Когда ее регистрировали, она отвечала на вопросы прямо и гордо:
— Да, замужем за офицером.
— Да, считаю захват Польши преступлением.
— Да, мечтаю, чтобы все оккупанты ушли.
Ей дали подписать протокол и отправили с партией таких же женщин в вагоны-теплушки. Грязные нары в два этажа с каждой стороны от двери, прикрытые тонкими соломенными матрасами. В углу вагона — бочка-параша. Они сами отгородили ее занавеской.
Куда их везли, им не сказали, но разрешили взять все вещи, выдали еду и воду на несколько дней. Состав часто останавливался, но не на станциях, а на запасных путях, пропуская пассажирские и военные поезда. Тогда им открывали дверь, давали подышать свежим воздухом, но наружу не выпускали. В вагон заходили агенты охраны, выделяли двух женщин выносить и опорожнять парашу, чтобы не воняла в пути. Охранники улыбались им, пытались шутить и заигрывать, но они плохо понимали русский.
Это произошло на вторую ночь пути. Два охранника с вечера залезли в вагон, принесли в больших чанах кипяток и стали заговаривать с Ядвигой и другими. Она им особенно приглянулась. Но гордая Ядвига разговаривать с ними не хотела, отворачивалась в сторону, показывая презрение. Состав тронулся, и охранники остались ехать в вагоне. Наступила ночь, в полной темноте вагона женщины улеглись на нарах. Ядвига постелила под Гржинку и под себя мягкие вещи, укрыла ее своим пальто, а на себя накинула шинель мужа. У другой стены вагона на нарах спали еще две женщины постарше, без детей.

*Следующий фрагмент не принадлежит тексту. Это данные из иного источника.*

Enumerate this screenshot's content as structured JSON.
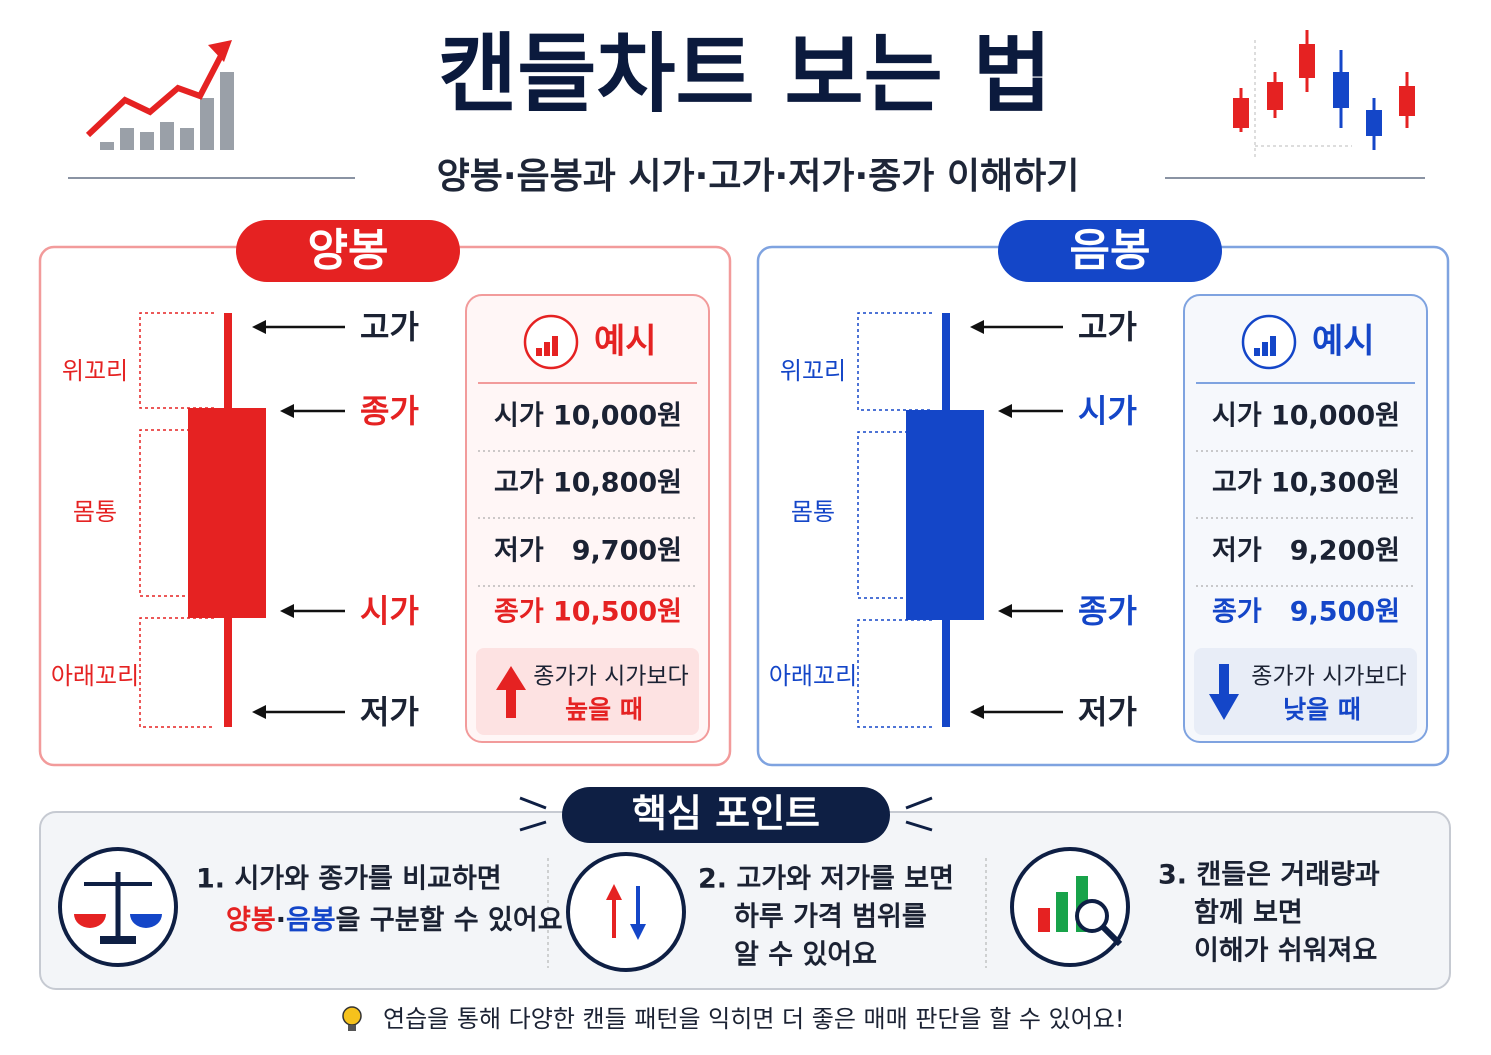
{
  "header": {
    "title": "캔들차트 보는 법",
    "subtitle": "양봉·음봉과 시가·고가·저가·종가 이해하기"
  },
  "panels": [
    {
      "badge": "양봉",
      "tail_labels": [
        "위꼬리",
        "몸통",
        "아래꼬리"
      ],
      "price_labels": [
        "고가",
        "종가",
        "시가",
        "저가"
      ],
      "example": {
        "title": "예시",
        "rows": [
          [
            "시가",
            "10,000원"
          ],
          [
            "고가",
            "10,800원"
          ],
          [
            "저가",
            "9,700원"
          ],
          [
            "종가",
            "10,500원"
          ]
        ],
        "note": [
          "종가가 시가보다",
          "높을 때"
        ]
      }
    },
    {
      "badge": "음봉",
      "tail_labels": [
        "위꼬리",
        "몸통",
        "아래꼬리"
      ],
      "price_labels": [
        "고가",
        "시가",
        "종가",
        "저가"
      ],
      "example": {
        "title": "예시",
        "rows": [
          [
            "시가",
            "10,000원"
          ],
          [
            "고가",
            "10,300원"
          ],
          [
            "저가",
            "9,200원"
          ],
          [
            "종가",
            "9,500원"
          ]
        ],
        "note": [
          "종가가 시가보다",
          "낮을 때"
        ]
      }
    }
  ],
  "key_points": {
    "title": "핵심 포인트",
    "items": [
      {
        "lines": [
          "1. 시가와 종가를 비교하면"
        ],
        "parts": [
          "양봉",
          "·",
          "음봉",
          "을 구분할 수 있어요"
        ]
      },
      {
        "lines": [
          "2. 고가와 저가를 보면",
          "하루 가격 범위를",
          "알 수 있어요"
        ]
      },
      {
        "lines": [
          "3. 캔들은 거래량과",
          "함께 보면",
          "이해가 쉬워져요"
        ]
      }
    ]
  },
  "footer": "연습을 통해 다양한 캔들 패턴을 익히면 더 좋은 매매 판단을 할 수 있어요!"
}
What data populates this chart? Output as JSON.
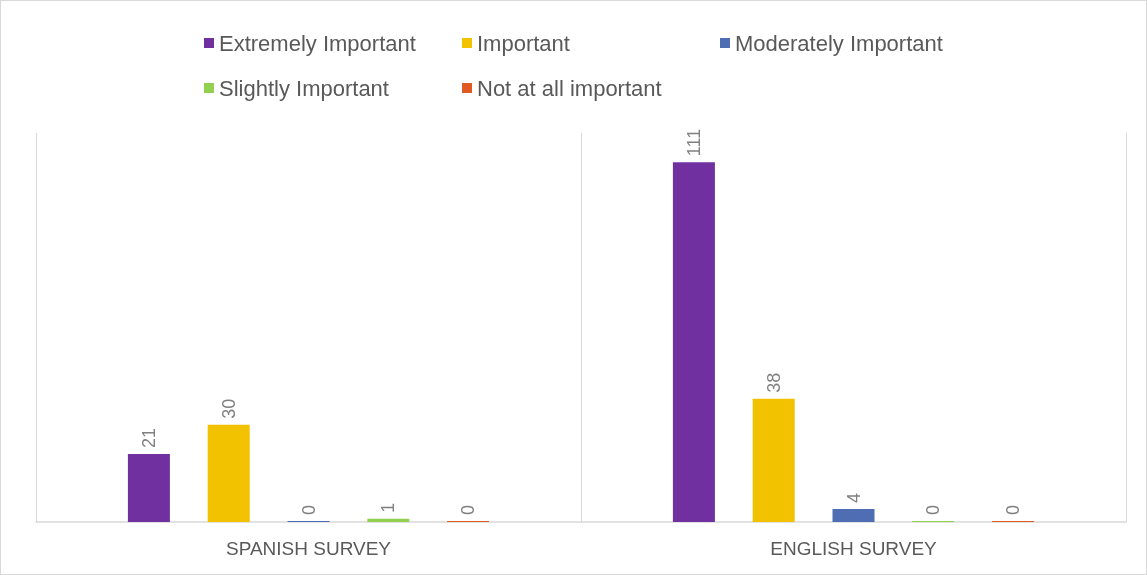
{
  "chart_data": {
    "type": "bar",
    "categories": [
      "SPANISH SURVEY",
      "ENGLISH SURVEY"
    ],
    "series": [
      {
        "name": "Extremely Important",
        "color": "#7030a0",
        "values": [
          21,
          111
        ]
      },
      {
        "name": "Important",
        "color": "#f2c200",
        "values": [
          30,
          38
        ]
      },
      {
        "name": "Moderately Important",
        "color": "#4e6db2",
        "values": [
          0,
          4
        ]
      },
      {
        "name": "Slightly Important",
        "color": "#92d050",
        "values": [
          1,
          0
        ]
      },
      {
        "name": "Not at all important",
        "color": "#e05a26",
        "values": [
          0,
          0
        ]
      }
    ],
    "data_labels": true,
    "legend": "top",
    "grid": "x",
    "tick_labels": "x"
  }
}
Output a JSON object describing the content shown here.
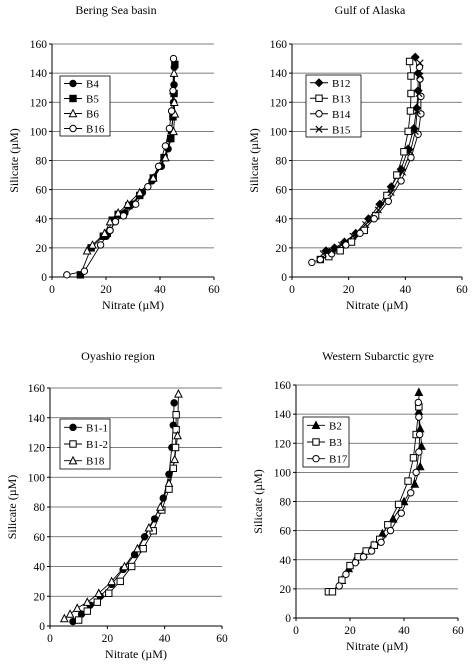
{
  "chart_data": [
    {
      "type": "scatter",
      "title": "Bering Sea basin",
      "xlabel": "Nitrate (µM)",
      "ylabel": "Silicate (µM)",
      "xlim": [
        0,
        60
      ],
      "ylim": [
        0,
        160
      ],
      "xticks": [
        "0",
        "20",
        "40",
        "60"
      ],
      "yticks": [
        "0",
        "20",
        "40",
        "60",
        "80",
        "100",
        "120",
        "140",
        "160"
      ],
      "grid": "horizontal",
      "legend_position": "top-left",
      "series": [
        {
          "name": "B4",
          "marker": "circle",
          "fill": "#000000",
          "x": [
            20.1,
            21.5,
            23.5,
            27,
            30,
            33.5,
            37,
            40.5,
            43,
            44.2,
            44.8,
            45,
            45.2,
            45.3
          ],
          "y": [
            28,
            32,
            38,
            44,
            50,
            58,
            66,
            76,
            88,
            100,
            110,
            120,
            132,
            144
          ]
        },
        {
          "name": "B5",
          "marker": "square",
          "fill": "#000000",
          "x": [
            10.5,
            14.5,
            19,
            20.5,
            22.3,
            24.5,
            28.5,
            32.5,
            37.5,
            41.5,
            44,
            44.8,
            45.2,
            45.5
          ],
          "y": [
            1.5,
            20,
            28,
            30,
            39,
            43,
            49,
            56,
            68,
            82,
            95,
            110,
            126,
            146
          ]
        },
        {
          "name": "B6",
          "marker": "triangle",
          "fill": "#ffffff",
          "x": [
            13,
            15,
            19.5,
            21.5,
            24.5,
            28,
            32.5,
            37.5,
            42,
            45,
            45.5,
            45.3,
            45,
            45.2
          ],
          "y": [
            18,
            22,
            30,
            38,
            44,
            50,
            58,
            68,
            82,
            100,
            112,
            120,
            128,
            140
          ]
        },
        {
          "name": "B16",
          "marker": "circle",
          "fill": "#ffffff",
          "x": [
            5.5,
            12,
            18,
            21.5,
            23.5,
            26.5,
            31,
            35.5,
            39.5,
            42,
            43.5,
            44.3,
            44.8,
            45
          ],
          "y": [
            1.5,
            4,
            22,
            32,
            38,
            42,
            50,
            62,
            76,
            90,
            102,
            114,
            128,
            150
          ]
        }
      ]
    },
    {
      "type": "scatter",
      "title": "Gulf of Alaska",
      "xlabel": "Nitrate (µM)",
      "ylabel": "Silicate (µM)",
      "xlim": [
        0,
        60
      ],
      "ylim": [
        0,
        160
      ],
      "xticks": [
        "0",
        "20",
        "40",
        "60"
      ],
      "yticks": [
        "0",
        "20",
        "40",
        "60",
        "80",
        "100",
        "120",
        "140",
        "160"
      ],
      "grid": "horizontal",
      "legend_position": "top-left",
      "series": [
        {
          "name": "B12",
          "marker": "diamond",
          "fill": "#000000",
          "x": [
            12,
            15,
            18.5,
            22.5,
            27,
            31,
            35,
            38.5,
            41,
            43,
            44,
            44.5,
            44.5,
            43.5
          ],
          "y": [
            18,
            20,
            24,
            30,
            40,
            50,
            62,
            74,
            88,
            102,
            116,
            128,
            140,
            151
          ]
        },
        {
          "name": "B13",
          "marker": "square",
          "fill": "#ffffff",
          "x": [
            10,
            13,
            17,
            21,
            25.5,
            29.5,
            33.5,
            37,
            39.5,
            41,
            41.8,
            42,
            42,
            41.5
          ],
          "y": [
            12,
            14,
            18,
            24,
            32,
            42,
            56,
            70,
            86,
            100,
            114,
            126,
            138,
            148
          ]
        },
        {
          "name": "B14",
          "marker": "circle",
          "fill": "#ffffff",
          "x": [
            7,
            10,
            14,
            19,
            24,
            29,
            34,
            38.5,
            42,
            44.5,
            45.5,
            45.5,
            45.2,
            45
          ],
          "y": [
            10,
            12,
            16,
            22,
            30,
            40,
            52,
            66,
            82,
            98,
            112,
            124,
            136,
            144
          ]
        },
        {
          "name": "B15",
          "marker": "x",
          "fill": "none",
          "x": [
            11,
            14,
            17.5,
            21.5,
            26,
            30.5,
            35,
            39,
            41.8,
            43.5,
            44.2,
            44.8,
            45.2,
            45.2
          ],
          "y": [
            16,
            18,
            22,
            28,
            36,
            46,
            58,
            72,
            86,
            100,
            114,
            126,
            138,
            147
          ]
        }
      ]
    },
    {
      "type": "scatter",
      "title": "Oyashio region",
      "xlabel": "Nitrate (µM)",
      "ylabel": "Silicate (µM)",
      "xlim": [
        0,
        60
      ],
      "ylim": [
        0,
        160
      ],
      "xticks": [
        "0",
        "20",
        "40",
        "60"
      ],
      "yticks": [
        "0",
        "20",
        "40",
        "60",
        "80",
        "100",
        "120",
        "140",
        "160"
      ],
      "grid": "horizontal",
      "legend_position": "top-left",
      "series": [
        {
          "name": "B1-1",
          "marker": "circle",
          "fill": "#000000",
          "x": [
            8,
            11,
            14,
            17.5,
            21.5,
            25.5,
            29.5,
            33,
            36.5,
            39.5,
            41.5,
            42.5,
            43,
            43.3
          ],
          "y": [
            3,
            8,
            14,
            20,
            28,
            38,
            48,
            60,
            72,
            86,
            102,
            120,
            135,
            150
          ]
        },
        {
          "name": "B1-2",
          "marker": "square",
          "fill": "#ffffff",
          "x": [
            10,
            13,
            16.5,
            20.5,
            24.5,
            28.5,
            32.5,
            36,
            39,
            41.5,
            43,
            43.8,
            44,
            44
          ],
          "y": [
            4,
            10,
            16,
            22,
            30,
            40,
            52,
            64,
            78,
            92,
            106,
            120,
            132,
            142
          ]
        },
        {
          "name": "B18",
          "marker": "triangle",
          "fill": "#ffffff",
          "x": [
            5,
            7,
            9.5,
            13,
            17,
            21.5,
            26,
            30.5,
            34.5,
            38.5,
            41.5,
            43.5,
            44.5,
            44.8
          ],
          "y": [
            5,
            8,
            12,
            16,
            22,
            30,
            40,
            52,
            66,
            80,
            96,
            112,
            128,
            156
          ]
        }
      ]
    },
    {
      "type": "scatter",
      "title": "Western Subarctic gyre",
      "xlabel": "Nitrate (µM)",
      "ylabel": "Silicate (µM)",
      "xlim": [
        0,
        60
      ],
      "ylim": [
        0,
        160
      ],
      "xticks": [
        "0",
        "20",
        "40",
        "60"
      ],
      "yticks": [
        "0",
        "20",
        "40",
        "60",
        "80",
        "100",
        "120",
        "140",
        "160"
      ],
      "grid": "horizontal",
      "legend_position": "top-left",
      "series": [
        {
          "name": "B2",
          "marker": "triangle",
          "fill": "#000000",
          "x": [
            17,
            19.5,
            22,
            25,
            28.5,
            32,
            36,
            40,
            44,
            46,
            46.5,
            46,
            45.5,
            45.5
          ],
          "y": [
            26,
            34,
            40,
            44,
            50,
            58,
            68,
            80,
            92,
            104,
            118,
            130,
            142,
            155
          ]
        },
        {
          "name": "B3",
          "marker": "square",
          "fill": "#ffffff",
          "x": [
            12,
            13.5,
            17,
            20,
            23,
            26,
            29,
            31,
            34,
            38,
            41.5,
            43.5,
            44.5,
            45.5
          ],
          "y": [
            18,
            18,
            26,
            36,
            42,
            46,
            50,
            54,
            64,
            78,
            94,
            110,
            126,
            145
          ]
        },
        {
          "name": "B17",
          "marker": "circle",
          "fill": "#ffffff",
          "x": [
            16,
            18.5,
            22,
            25,
            28,
            31.5,
            35,
            39,
            42.5,
            44.5,
            45.5,
            45.8,
            45.5,
            45.3
          ],
          "y": [
            22,
            30,
            38,
            42,
            46,
            52,
            60,
            72,
            86,
            100,
            114,
            126,
            138,
            148
          ]
        }
      ]
    }
  ]
}
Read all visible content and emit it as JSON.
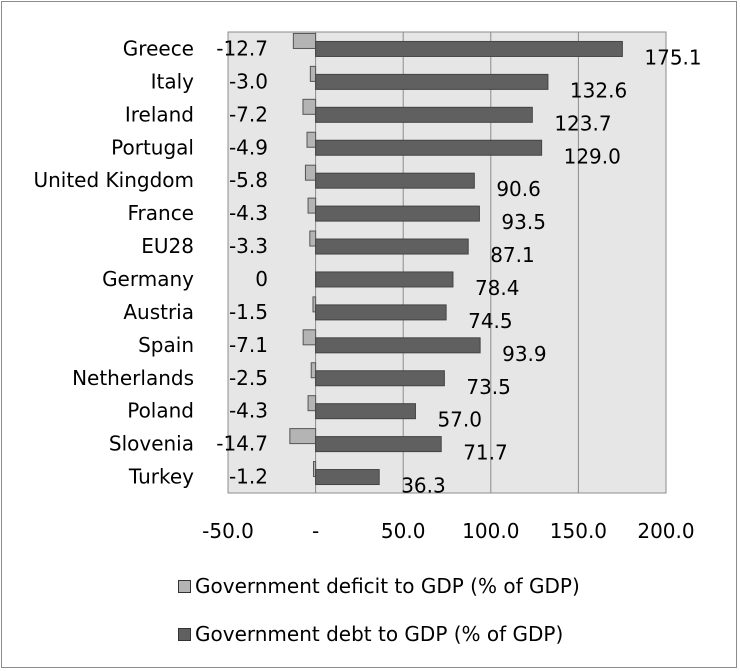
{
  "chart_data": {
    "type": "bar",
    "orientation": "horizontal",
    "categories": [
      "Greece",
      "Italy",
      "Ireland",
      "Portugal",
      "United Kingdom",
      "France",
      "EU28",
      "Germany",
      "Austria",
      "Spain",
      "Netherlands",
      "Poland",
      "Slovenia",
      "Turkey"
    ],
    "series": [
      {
        "name": "Government deficit to GDP (% of GDP)",
        "values": [
          -12.7,
          -3.0,
          -7.2,
          -4.9,
          -5.8,
          -4.3,
          -3.3,
          0,
          -1.5,
          -7.1,
          -2.5,
          -4.3,
          -14.7,
          -1.2
        ],
        "labels": [
          "-12.7",
          "-3.0",
          "-7.2",
          "-4.9",
          "-5.8",
          "-4.3",
          "-3.3",
          "0",
          "-1.5",
          "-7.1",
          "-2.5",
          "-4.3",
          "-14.7",
          "-1.2"
        ],
        "color": "#b4b4b4"
      },
      {
        "name": "Government debt to GDP (% of GDP)",
        "values": [
          175.1,
          132.6,
          123.7,
          129.0,
          90.6,
          93.5,
          87.1,
          78.4,
          74.5,
          93.9,
          73.5,
          57.0,
          71.7,
          36.3
        ],
        "labels": [
          "175.1",
          "132.6",
          "123.7",
          "129.0",
          "90.6",
          "93.5",
          "87.1",
          "78.4",
          "74.5",
          "93.9",
          "73.5",
          "57.0",
          "71.7",
          "36.3"
        ],
        "color": "#606060"
      }
    ],
    "xlim": [
      -50,
      200
    ],
    "x_ticks": [
      -50,
      0,
      50,
      100,
      150,
      200
    ],
    "x_tick_labels": [
      "-50.0",
      "-",
      "50.0",
      "100.0",
      "150.0",
      "200.0"
    ],
    "grid": true,
    "plot_background": "#e6e6e6",
    "legend_position": "bottom"
  }
}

Колеса мирно стучали, когда Ядвига вдруг проснулась от того, что на нее кто-то навалился. Она пыталась освободиться и закричать, но ее рот был закрыт сильными мужскими руками. Ей быстро намотали на голову пропахшую потом гимнастерку. Мужские руки уже жадно шарили по ее телу, стаскивали трусы и с силой раздвигали ноги. Платье задрали по самую шею так, что оно давило ей на горло и затрудняло дыхание, и руки с силой мяли ее груди. Она поняла, что действовали двое — второй закинул ее руки и держал их за головой, ожидая своей очереди. На случай, если бы ее соседки проснулись, он был готов отогнать их.
У Ядвиги не было сил сопротивляться. Задыхаясь и дрожа, она чувствовала, как первый закинул ее раздвинутые ноги, сильно прижал ее, схватил и натянул на себя. Он больно и резко проник в нее и задвигался, тяжело сопя. Безвольно распластавшись, в страхе и боли Ядвига старалась удерживать дыхание и рыдания и думала только об одном — чтобы, не дай бог, не проснулась Гржинка, чтобы не испугалась и не закричала. Ядвиге уже нечего было бояться за себя, она только боялась, что если дочь закричит, они могут что-нибудь сделать с ней, придушить ее. Когда на нее улегся второй, две ее соседки проснулись от тяжелого стука тел по нарам. Но распаленные охранники наставили на их головы дула ружей и жестом показали, что будут стрелять и голова отлетит в сторону.
Это продолжалось долго, Ядвига почти совсем задохнулась от запаха гимнастерки и уже не чувствовала, как они менялись на ней и что с ней делали. Поезд стал притормаживать, и тогда кончился этот кошмар, состав остановился, охранники содрали с ее головы гимнастерку и спрыгнули на землю. Кто они были, на кого жаловаться, кому жаловаться?
Раздавленную, залапанную до боли во всем теле, взлохмаченную, с обезумевшими глазами, Ядвигу трясло, громко стучали зубы и дугой выгибалась спина. Она все повторяла:
— Я обесчещена… я обесчещена…
Две ее соседки плакали втихомолку. На других нарах проснулись женщины, подбежали, поняли, в чем дело. Они пытались успокоить Ядвигу, поили водой, гладили. Стуча зубами о край кружки, она сказала:
— Я обесчещена. Мы все теперь стали рабынями…
Их везли три недели. В дневное время охранники, которые сменялись на всех этапах пути, проявляли к ним обычное внимание, приносили еду и кипяток, разговаривали. А когда приходила ночь, в разных вагонах они насиловали то одну, то нескольких полячек. Некоторые покорно и бесстыдно отдавали себя им. Ядвига, самая красивая, была частой жертвой, но она так сопротивлялась, что ее никогда не могли взять меньше чем двое. И даже маленькая Гржинка уже несколько раз просыпалась и с испугом видела эти сцены. Но плакать и кричать она боялась.